Wie Svenja R. räumten auch Patrick C. und Nadine H. den brutalen Übergriff ein und ließen entsprechende Erklärungen von ihren Anwälten verlesen. Dominik U. schwieg zu den Vorwürfen.

"Die Angeklagten wussten, dass der Geschädigte durch die zahlreichen und wuchtigen Schläge und Tritte gegen den Kopf zu Tode kommen können und nahmen dies zumindest billigend in Kauf", sagt Staatsanwältin Vockert. "Ihnen war zudem bewusst, dass sie ihrem Opfer durch die lange und massive Misshandlungen besonders starke Schmerzen und übermäßige Qualen zufügten."

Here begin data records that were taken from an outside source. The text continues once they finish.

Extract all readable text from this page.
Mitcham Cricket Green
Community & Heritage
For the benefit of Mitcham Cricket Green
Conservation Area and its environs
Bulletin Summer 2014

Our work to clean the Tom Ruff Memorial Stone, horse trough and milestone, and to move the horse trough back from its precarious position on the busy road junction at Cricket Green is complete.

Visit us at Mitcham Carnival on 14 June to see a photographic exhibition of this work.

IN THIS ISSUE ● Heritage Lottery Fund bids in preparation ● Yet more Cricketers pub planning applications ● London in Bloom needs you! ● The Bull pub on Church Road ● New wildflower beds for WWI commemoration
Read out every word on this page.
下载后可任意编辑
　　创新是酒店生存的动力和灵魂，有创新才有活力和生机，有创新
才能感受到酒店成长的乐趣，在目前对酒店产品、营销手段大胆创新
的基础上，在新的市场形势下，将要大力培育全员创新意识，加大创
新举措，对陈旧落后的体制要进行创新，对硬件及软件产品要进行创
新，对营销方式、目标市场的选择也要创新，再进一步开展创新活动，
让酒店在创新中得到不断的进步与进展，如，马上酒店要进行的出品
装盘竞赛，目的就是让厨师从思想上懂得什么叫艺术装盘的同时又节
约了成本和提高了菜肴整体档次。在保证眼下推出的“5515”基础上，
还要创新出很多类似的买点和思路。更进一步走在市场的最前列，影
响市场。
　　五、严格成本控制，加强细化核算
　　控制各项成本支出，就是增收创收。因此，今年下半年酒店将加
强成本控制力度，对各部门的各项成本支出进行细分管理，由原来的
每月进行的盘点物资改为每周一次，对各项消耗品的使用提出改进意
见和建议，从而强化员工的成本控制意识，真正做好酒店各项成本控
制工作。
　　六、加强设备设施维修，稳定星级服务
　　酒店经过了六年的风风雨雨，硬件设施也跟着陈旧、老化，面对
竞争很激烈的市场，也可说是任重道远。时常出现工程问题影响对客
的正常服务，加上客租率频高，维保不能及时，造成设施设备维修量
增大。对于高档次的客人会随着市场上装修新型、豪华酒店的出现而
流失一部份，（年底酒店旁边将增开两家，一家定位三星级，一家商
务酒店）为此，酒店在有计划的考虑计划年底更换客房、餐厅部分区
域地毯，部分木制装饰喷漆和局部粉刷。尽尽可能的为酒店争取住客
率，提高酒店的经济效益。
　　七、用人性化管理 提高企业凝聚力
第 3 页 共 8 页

Erst als sie Ingo N. für "hirntot" halten, lassen sie von ihm ab

Dominik U. soll nach dem Gewaltexzess die Wohnung verlassen und das hilflose, nicht mehr ansprechbare Opfer mit den anderen Schlägern alleine gelassen haben. Deshalb muss sich der 22-Jährige wegen versuchten Mordes verantworten.

Der Angeklagte Patrick C. soll anschließend - in Nachahmung eines sogenannten "Bordstein-Kicks" - noch mindestens dreimal auf das Gesicht des reglosen Opfers gesprungen sein, wobei er auf dem Gesicht mit seinem Fuß jeweils noch eine Drehbewegung ausführte. Nadine H. tat es ihm nach, davon ist die Staatsanwaltschaft überzeugt, um den "Bordstein-Kick" zu üben. Da sie Ingo N. nach diesen Sprüngen für "hirntot" hielten, beendeten sie ihren Gewaltrausch.

Weil Patrick C. "keine Leiche" in seiner Wohnung wollte, schleppten sie ihr Opfer zu einem Parkplatz nahe des Landratsamtes, legten ihn dort ab, den blutüberströmten Kopf mit einer Jacke zugedeckt.

Um 2.32 Uhr ging bei der Rettungsleitstelle ein anonymer Notruf ein - wie sich später herausstellte, waren es die Schläger. Daher hat die Staatsanwaltschaft die drei wegen schwerer Körperverletzung angeklagt - und nicht wegen versuchten Mordes. "Wenngleich sie subjektiv und objektiv den Tatbestand Mord erfüllt haben", so Staatsanwältin Vockert zu SPIEGEL ONLINE. "Dass sie den Krankenwagen riefen, hat ihrem Opfer das Leben gerettet."

In der Klinik wurden lebensgefährliche Hirnschwellungen und Hirneinblutungen festgestellt. Ein Teil der Schädeldecke musste entfernt werden, sonst wäre Ingo N. gestorben. Sein Anwalt Frank Zimmermann sagte, die Ärzte hätten ihm aufgrund der schweren Verletzungen zunächst nur eine zehnprozentige Überlebenschance eingeräumt.

Ingo N. ist seither schwerstbehindert und pflegebedürftig. Vor Gericht wurde am heutigen Montag ein Video vorgeführt, das den 22-Jährigen in einer Reha-Klinik zeigt. Vollends abgemagert und hilflos sah man Ingo N., den offenen Schädel mit Hilfe eines Sturzhelms geschützt. "Die Schäden sind irreversibel. Eine wesentliche Besserung ist nicht zu erwarten", sagt Staatsanwältin Vockert. Er wird immer auf einen Rollstuhl angewiesen sein. "Aber selbst den wird er nie alleine betätigen können", sagt die Staatsanwältin.